I’ve spent the last few weeks in Italy – eating gelato and losing myself (and sometimes my husband) in the museums of Rome and Florence. I already miss it, and since I can’t really pull a Claudia and live at the Uffizi, I figured I needed to bring life in a museum to me. Which is why I put together a list of books about museums to share.
Thirteen extremely valuable pieces of art have been stolen from one of the most secretive museums in the world. A Vermeer has vanished. A Manet is missing. And nobody has any idea where they and the other eleven artworks might be . . . or who might have stolen them.
Calder, Petra, and Tommy are no strangers to heists and puzzles. Now they’ve been matched with two new sleuths — Zoomy, a very small boy with very thick glasses, and Early, a girl who treasures words . . . and has a word or two to say about the missing treasure.
The kids have been drawn in by the very mysterious Mrs. Sharpe, who may be playing her own kind of game with the clues. And it’s not just Mrs. Sharpe who’s acting suspiciously — there’s a ghost who mingles with the guards in the museum, a cat who acts like a spy, and bystanders in black jackets who keep popping up.
With pieces and players, you have all the ingredients for a fantastic mystery from the amazing Blue Balliett.

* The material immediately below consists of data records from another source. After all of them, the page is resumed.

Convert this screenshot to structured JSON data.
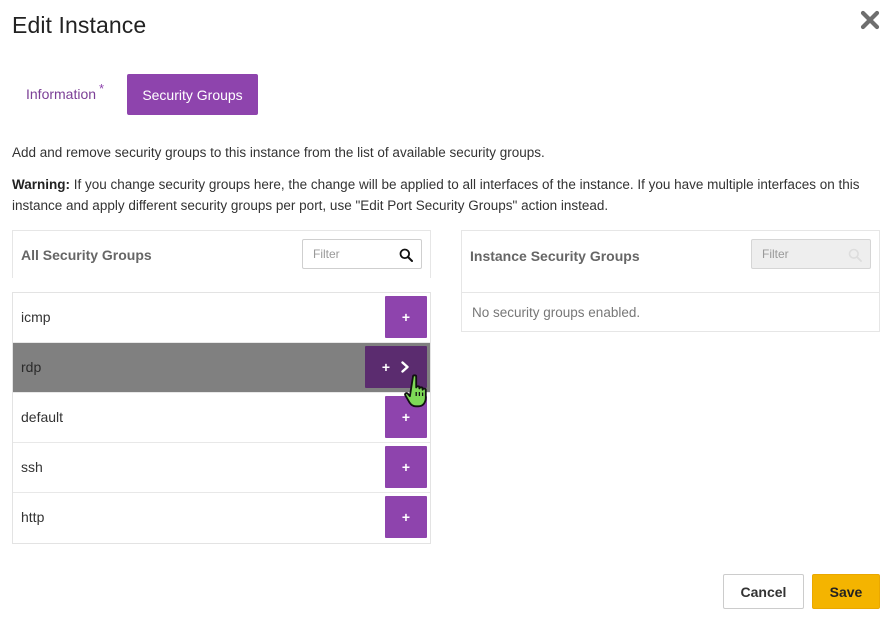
{
  "dialog": {
    "title": "Edit Instance",
    "close_icon": "close-x-icon"
  },
  "tabs": [
    {
      "label": "Information",
      "required_marker": "*",
      "active": false
    },
    {
      "label": "Security Groups",
      "active": true
    }
  ],
  "description": "Add and remove security groups to this instance from the list of available security groups.",
  "warning": {
    "label": "Warning:",
    "text": "If you change security groups here, the change will be applied to all interfaces of the instance. If you have multiple interfaces on this instance and apply different security groups per port, use \"Edit Port Security Groups\" action instead."
  },
  "available": {
    "title": "All Security Groups",
    "filter_placeholder": "Filter",
    "items": [
      {
        "name": "icmp",
        "action": "+"
      },
      {
        "name": "rdp",
        "action": "+",
        "hovered": true
      },
      {
        "name": "default",
        "action": "+"
      },
      {
        "name": "ssh",
        "action": "+"
      },
      {
        "name": "http",
        "action": "+"
      }
    ]
  },
  "allocated": {
    "title": "Instance Security Groups",
    "filter_placeholder": "Filter",
    "empty_text": "No security groups enabled."
  },
  "footer": {
    "cancel_label": "Cancel",
    "save_label": "Save"
  },
  "colors": {
    "accent": "#8e44ad",
    "accent_dark": "#5b2c6f",
    "hover_row": "#808080",
    "save": "#f4b400"
  }
}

Mrs. Brown loves museums — and so does her class! In fact, these cultural connoisseurs are just wild about field trips. Whether it’s sneaking up on an ancient Egyptian mummy, walking into a room of fluttering butterflies, or stomping through a giant heart, this class surely makes the grade when it comes to fun. They even take a tour of a skull exhibit and visit a lady who turned to soap! But the excitement doesn’t stop there — author Susan Katz uses a wide variety of poetic forms and unusual exhibits to show just how fascinating museums can be. Her text paired with the hilarious illustrations of acclaimed artist R. W. Alley will have readers grabbing their permission slips and readying themselves for a day of museum madness.
When Sargent Singer discovers that the paintings in his father’s gallery are alive, he’s pulled into a captivating world behind the frame he never knew existed.

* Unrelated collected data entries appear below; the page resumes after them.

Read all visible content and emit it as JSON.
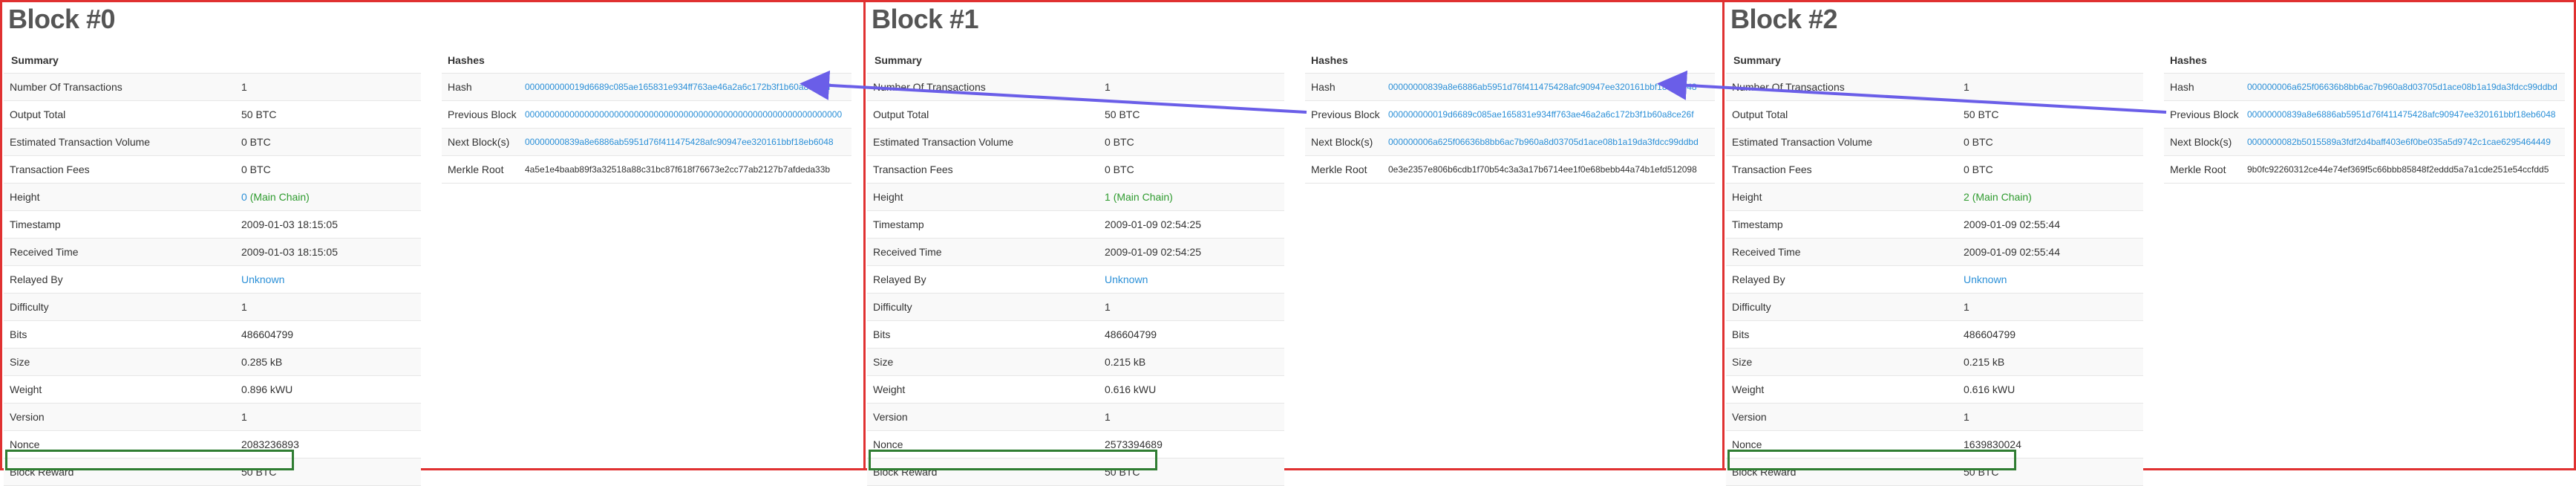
{
  "colors": {
    "panel_border": "#e03131",
    "reward_box": "#2f7d32",
    "arrow": "#6a5ee8",
    "link": "#2a8fd7",
    "chain": "#2e9b2e"
  },
  "summary_labels": {
    "header": "Summary",
    "n_tx": "Number Of Transactions",
    "output_total": "Output Total",
    "est_volume": "Estimated Transaction Volume",
    "fees": "Transaction Fees",
    "height": "Height",
    "timestamp": "Timestamp",
    "received": "Received Time",
    "relayed": "Relayed By",
    "difficulty": "Difficulty",
    "bits": "Bits",
    "size": "Size",
    "weight": "Weight",
    "version": "Version",
    "nonce": "Nonce",
    "reward": "Block Reward"
  },
  "hash_labels": {
    "header": "Hashes",
    "hash": "Hash",
    "prev": "Previous Block",
    "next": "Next Block(s)",
    "merkle": "Merkle Root"
  },
  "blocks": [
    {
      "title": "Block #0",
      "n_tx": "1",
      "output_total": "50 BTC",
      "est_volume": "0 BTC",
      "fees": "0 BTC",
      "height": "0",
      "height_note": "(Main Chain)",
      "timestamp": "2009-01-03 18:15:05",
      "received": "2009-01-03 18:15:05",
      "relayed": "Unknown",
      "difficulty": "1",
      "bits": "486604799",
      "size": "0.285 kB",
      "weight": "0.896 kWU",
      "version": "1",
      "nonce": "2083236893",
      "reward": "50 BTC",
      "hash": "000000000019d6689c085ae165831e934ff763ae46a2a6c172b3f1b60a8ce26f",
      "prev": "0000000000000000000000000000000000000000000000000000000000000000",
      "next": "00000000839a8e6886ab5951d76f411475428afc90947ee320161bbf18eb6048",
      "merkle": "4a5e1e4baab89f3a32518a88c31bc87f618f76673e2cc77ab2127b7afdeda33b"
    },
    {
      "title": "Block #1",
      "n_tx": "1",
      "output_total": "50 BTC",
      "est_volume": "0 BTC",
      "fees": "0 BTC",
      "height": "1",
      "height_note": "(Main Chain)",
      "timestamp": "2009-01-09 02:54:25",
      "received": "2009-01-09 02:54:25",
      "relayed": "Unknown",
      "difficulty": "1",
      "bits": "486604799",
      "size": "0.215 kB",
      "weight": "0.616 kWU",
      "version": "1",
      "nonce": "2573394689",
      "reward": "50 BTC",
      "hash": "00000000839a8e6886ab5951d76f411475428afc90947ee320161bbf18eb6048",
      "prev": "000000000019d6689c085ae165831e934ff763ae46a2a6c172b3f1b60a8ce26f",
      "next": "000000006a625f06636b8bb6ac7b960a8d03705d1ace08b1a19da3fdcc99ddbd",
      "merkle": "0e3e2357e806b6cdb1f70b54c3a3a17b6714ee1f0e68bebb44a74b1efd512098"
    },
    {
      "title": "Block #2",
      "n_tx": "1",
      "output_total": "50 BTC",
      "est_volume": "0 BTC",
      "fees": "0 BTC",
      "height": "2",
      "height_note": "(Main Chain)",
      "timestamp": "2009-01-09 02:55:44",
      "received": "2009-01-09 02:55:44",
      "relayed": "Unknown",
      "difficulty": "1",
      "bits": "486604799",
      "size": "0.215 kB",
      "weight": "0.616 kWU",
      "version": "1",
      "nonce": "1639830024",
      "reward": "50 BTC",
      "hash": "000000006a625f06636b8bb6ac7b960a8d03705d1ace08b1a19da3fdcc99ddbd",
      "prev": "00000000839a8e6886ab5951d76f411475428afc90947ee320161bbf18eb6048",
      "next": "0000000082b5015589a3fdf2d4baff403e6f0be035a5d9742c1cae6295464449",
      "merkle": "9b0fc92260312ce44e74ef369f5c66bbb85848f2eddd5a7a1cde251e54ccfdd5"
    }
  ]
}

Filled with devious plots, shady characters, and a grand art heist, this inventive mystery-adventure celebrates art and artists and is perfect for fans of Night at the Museum and Blue Balliett’s Chasing Vermeer. School Library Journal said, “This middle grade read paints fantasy, humor, and mystery into a satisfying tale about the power of friendship.”

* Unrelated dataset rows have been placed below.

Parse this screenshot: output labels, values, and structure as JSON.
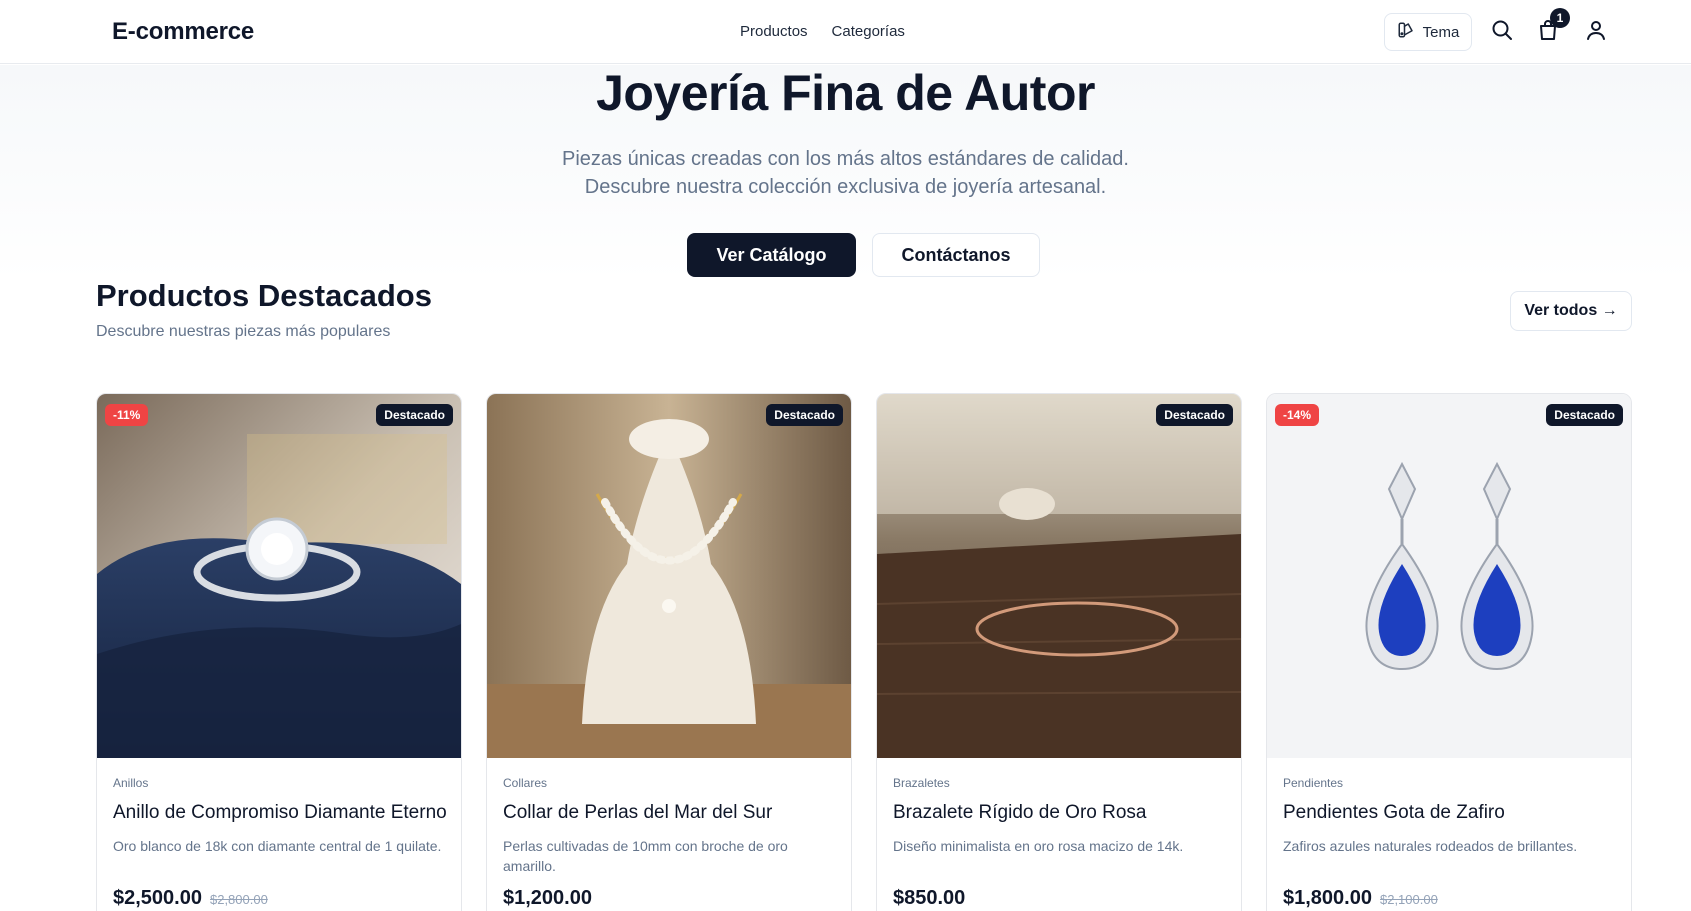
{
  "header": {
    "brand": "E-commerce",
    "nav": [
      "Productos",
      "Categorías"
    ],
    "theme_label": "Tema",
    "cart_count": "1"
  },
  "hero": {
    "title": "Joyería Fina de Autor",
    "subtitle": "Piezas únicas creadas con los más altos estándares de calidad. Descubre nuestra colección exclusiva de joyería artesanal.",
    "primary_button": "Ver Catálogo",
    "secondary_button": "Contáctanos"
  },
  "featured": {
    "title": "Productos Destacados",
    "subtitle": "Descubre nuestras piezas más populares",
    "see_all": "Ver todos →",
    "products": [
      {
        "discount": "-11%",
        "badge": "Destacado",
        "category": "Anillos",
        "name": "Anillo de Compromiso Diamante Eterno",
        "description": "Oro blanco de 18k con diamante central de 1 quilate.",
        "price": "$2,500.00",
        "old_price": "$2,800.00"
      },
      {
        "discount": "",
        "badge": "Destacado",
        "category": "Collares",
        "name": "Collar de Perlas del Mar del Sur",
        "description": "Perlas cultivadas de 10mm con broche de oro amarillo.",
        "price": "$1,200.00",
        "old_price": ""
      },
      {
        "discount": "",
        "badge": "Destacado",
        "category": "Brazaletes",
        "name": "Brazalete Rígido de Oro Rosa",
        "description": "Diseño minimalista en oro rosa macizo de 14k.",
        "price": "$850.00",
        "old_price": ""
      },
      {
        "discount": "-14%",
        "badge": "Destacado",
        "category": "Pendientes",
        "name": "Pendientes Gota de Zafiro",
        "description": "Zafiros azules naturales rodeados de brillantes.",
        "price": "$1,800.00",
        "old_price": "$2,100.00"
      }
    ]
  },
  "icons": [
    "theme-icon",
    "search-icon",
    "cart-icon",
    "user-icon"
  ],
  "colors": {
    "primary": "#0f172a",
    "discount": "#ef4444",
    "muted": "#64748b"
  }
}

There’s one important rule at the Beaverbrook Art Gallery—don’t let anyone know the paintings are alive. Mona Dunn, forever frozen at thirteen when her portrait was painted by William Orpen, has just broken that rule.
Luckily twelve-year-old Sargent Singer, an aspiring artist himself, is more interested in learning about the vast and intriguing world behind the frame than he is in sharing her secret. And when Mona and Sargent suspect shady dealings are happening behind the scenes at the gallery, they set out to uncover the culprit. They must find a way to save the gallery—and each other—before they are lost forever.
With an imaginative setting, lots of intrigue, and a thoroughly engaging cast of characters, The Frame-Up will captivate readers of Jacqueline West’s The Books of Elsewhere series. Booklist said, “This chapter book’s most memorable element is also its most unusual: the imaginative conviction that art is alive.” Includes images of the real paintings featured in the book.
Behind the Museum Door: Poems to Celebrate the Wonders of Museums By Lee Bennett Hopkins, Stacey Dressen-McQueen (Illustrator)
“This collection of poems touches on the sights and sensations a group of children experience on a field trip. Inside the museum, they encounter a suit of armor, a mummy, a dinosaur skeleton, an ancient wheel, paintings (Picasso, Cassat, Renoir), a modern mobile, a fossil, and an old tapestry. Selections are by such poets as Lilian Moore, Jane Yolen, Alice Schertle, and Myra Cohn Livingston—one per spread—shown amid the subjects they portray. Each of Dressen-McQueen’s folk-art-style “exhibits,” carefully crafted in acrylic paint, oil pastel, and colored pencil, successfully captures and reinforces the mood of its accompanying poem. For a poetic museum field trip from a child’s point of view, try Susan Katz’s Mrs. Brown on Exhibit (S & S, 2002). Both books can add excitement and fun to an impending museum visit or help inspire a class to summarize a recent trip.”—Susan Scheps, Shaker Heights Public Library, OH
And – who can forget?
In this winner of the Newbery Medal from E.L. Konigsburg, when suburban Claudia Kincaid decides to run away, she knows she doesn’t just want to run from somewhere, she wants to run to somewhere—to a place that is comfortable, beautiful, and, preferably, elegant.
Claudia knew that she could never pull off the old-fashioned kind of running away…so she decided not to run FROM somewhere, but TO somewhere. And so, after some careful planning, she and her younger brother, Jamie, escaped — right into a mystery that made headlines!